The House of Representatives has summoned the Minister of Finance, Budget and National Planning, Zainab Ahmed, over a $36.1m facility under the Fiscal Governance and Institutions Project of the World Bank, part of which was allocated to the Office of the Auditor General of the Federation.
The House Committee on Public Accounts had last week summoned the acting Auditor General of the Federation, Aghughu Adolphus, over the fund.
Adolphus, who had earlier been invited by the committee, had failed to show up last week. His representatives led by a Deputy Director, Babalola Olanrewaju, could not explain to the lawmakers the rationale behind taking the loan.

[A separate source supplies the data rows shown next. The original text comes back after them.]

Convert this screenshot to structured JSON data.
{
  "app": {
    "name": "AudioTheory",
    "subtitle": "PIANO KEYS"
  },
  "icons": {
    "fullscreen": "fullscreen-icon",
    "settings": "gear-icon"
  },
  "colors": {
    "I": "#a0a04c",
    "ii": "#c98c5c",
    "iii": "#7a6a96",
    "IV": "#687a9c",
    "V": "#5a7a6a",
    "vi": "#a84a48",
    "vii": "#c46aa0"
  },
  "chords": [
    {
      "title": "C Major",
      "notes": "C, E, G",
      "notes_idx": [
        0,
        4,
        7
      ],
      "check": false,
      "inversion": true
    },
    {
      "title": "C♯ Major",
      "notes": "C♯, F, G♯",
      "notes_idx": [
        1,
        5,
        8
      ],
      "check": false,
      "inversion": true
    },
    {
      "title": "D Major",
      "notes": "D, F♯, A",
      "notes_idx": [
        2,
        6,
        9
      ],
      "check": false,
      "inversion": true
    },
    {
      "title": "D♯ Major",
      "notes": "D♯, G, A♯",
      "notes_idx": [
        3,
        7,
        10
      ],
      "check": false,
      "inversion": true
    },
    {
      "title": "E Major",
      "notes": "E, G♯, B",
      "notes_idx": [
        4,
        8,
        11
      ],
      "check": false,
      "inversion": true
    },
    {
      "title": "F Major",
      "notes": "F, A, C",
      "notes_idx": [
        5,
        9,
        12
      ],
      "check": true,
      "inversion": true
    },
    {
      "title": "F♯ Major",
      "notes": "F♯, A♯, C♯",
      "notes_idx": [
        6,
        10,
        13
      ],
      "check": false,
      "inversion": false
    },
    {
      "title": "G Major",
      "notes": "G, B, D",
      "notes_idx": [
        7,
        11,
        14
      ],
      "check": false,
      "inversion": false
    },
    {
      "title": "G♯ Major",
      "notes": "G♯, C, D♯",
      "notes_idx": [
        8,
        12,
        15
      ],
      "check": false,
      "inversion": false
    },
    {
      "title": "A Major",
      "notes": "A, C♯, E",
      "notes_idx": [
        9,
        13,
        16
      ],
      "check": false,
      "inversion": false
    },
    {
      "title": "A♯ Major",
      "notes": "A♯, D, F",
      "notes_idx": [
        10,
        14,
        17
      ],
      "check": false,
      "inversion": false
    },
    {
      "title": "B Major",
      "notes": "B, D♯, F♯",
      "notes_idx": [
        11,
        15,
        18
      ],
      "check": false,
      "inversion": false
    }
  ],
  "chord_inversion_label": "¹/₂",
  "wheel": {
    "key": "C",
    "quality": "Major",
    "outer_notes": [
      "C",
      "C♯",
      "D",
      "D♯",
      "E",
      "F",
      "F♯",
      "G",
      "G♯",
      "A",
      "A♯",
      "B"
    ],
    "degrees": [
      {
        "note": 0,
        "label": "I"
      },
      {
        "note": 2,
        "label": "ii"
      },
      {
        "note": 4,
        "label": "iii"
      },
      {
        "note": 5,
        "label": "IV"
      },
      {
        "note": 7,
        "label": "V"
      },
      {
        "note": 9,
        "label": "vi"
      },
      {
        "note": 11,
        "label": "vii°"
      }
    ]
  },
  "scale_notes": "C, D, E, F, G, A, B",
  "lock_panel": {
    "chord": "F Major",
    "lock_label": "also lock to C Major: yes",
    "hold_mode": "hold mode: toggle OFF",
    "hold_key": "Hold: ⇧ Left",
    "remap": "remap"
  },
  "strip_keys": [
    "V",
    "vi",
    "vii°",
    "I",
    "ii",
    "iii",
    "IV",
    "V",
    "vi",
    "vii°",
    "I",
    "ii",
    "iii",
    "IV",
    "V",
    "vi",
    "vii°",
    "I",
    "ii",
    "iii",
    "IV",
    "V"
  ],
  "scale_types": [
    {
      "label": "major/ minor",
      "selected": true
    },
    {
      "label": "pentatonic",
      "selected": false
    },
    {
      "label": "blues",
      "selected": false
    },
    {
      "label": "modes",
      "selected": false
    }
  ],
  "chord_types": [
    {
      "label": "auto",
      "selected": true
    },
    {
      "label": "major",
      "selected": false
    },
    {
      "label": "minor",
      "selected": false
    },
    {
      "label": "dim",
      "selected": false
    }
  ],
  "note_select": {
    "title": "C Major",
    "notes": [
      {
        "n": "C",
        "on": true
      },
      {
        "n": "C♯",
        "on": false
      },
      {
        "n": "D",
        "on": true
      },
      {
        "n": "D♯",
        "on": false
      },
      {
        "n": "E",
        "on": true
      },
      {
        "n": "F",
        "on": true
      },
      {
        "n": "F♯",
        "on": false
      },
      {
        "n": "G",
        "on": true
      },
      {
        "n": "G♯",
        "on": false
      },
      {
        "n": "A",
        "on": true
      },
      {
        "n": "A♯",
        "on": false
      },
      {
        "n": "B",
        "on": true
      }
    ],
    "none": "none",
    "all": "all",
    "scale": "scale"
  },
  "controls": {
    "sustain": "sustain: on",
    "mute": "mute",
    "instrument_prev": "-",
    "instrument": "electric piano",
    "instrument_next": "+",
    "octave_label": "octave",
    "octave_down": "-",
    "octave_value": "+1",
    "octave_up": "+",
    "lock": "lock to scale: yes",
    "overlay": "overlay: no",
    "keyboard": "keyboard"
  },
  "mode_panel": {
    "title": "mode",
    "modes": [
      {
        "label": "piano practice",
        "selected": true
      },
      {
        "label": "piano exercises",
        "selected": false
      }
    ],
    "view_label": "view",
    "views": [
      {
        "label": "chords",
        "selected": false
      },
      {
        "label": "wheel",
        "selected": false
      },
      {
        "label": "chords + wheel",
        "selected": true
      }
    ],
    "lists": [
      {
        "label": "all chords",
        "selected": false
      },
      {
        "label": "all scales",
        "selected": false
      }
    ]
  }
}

Adolphus, however, appeared before the committee on Tuesday.
The committee, at its investigative hearing in Abuja, decried the inability of the Office of the AUGF to access the $36.1m loan and the $1.5m grant since three years.
Meanwhile, the committee also summoned the Accountant General of the Federation, Ahmed Idris, over the financial statements of the country based on some queries issued by the Office of the Auditor General of the Federation.
Also on Tuesday, the committee commenced investigation of the payments of over N149.205bn on crude oil lifting pre-shipment contracts by Federal Government from 2011 to date.
The probe is into the implementation of Nigerian Exports Supervision Scheme as well as the payments of Pre-Shipment Inspection Agents and Crude Oil/Non-Oil Monitoring and Evaluation Agents.
Chairman of the committee, Wole Oke, expressed concern over the allegation of hijacking the statutory functions of Department of Petroleum Resources by the contractors.
Oke disclosed that the Central Bank of Nigeria, in its report to the committee, exonerated itself from the processes leading to the award of pre-shipment contracts.
He also said the substantive contract agreement with the contractors expired since June 2015, while other documents presented by the contractors merely showed extension.
He said, “Going by Ministry of Finance’ documents, over N194bn has been paid out by the ministry on a scheme that is illegal and without appropriation.”
In their responses, representatives of the pre-shipment companies who affirmed that the payments were made from the NESS fees paid by the oil companies, stated that there were no budgetary provisions for the payments in the country’s annual budget.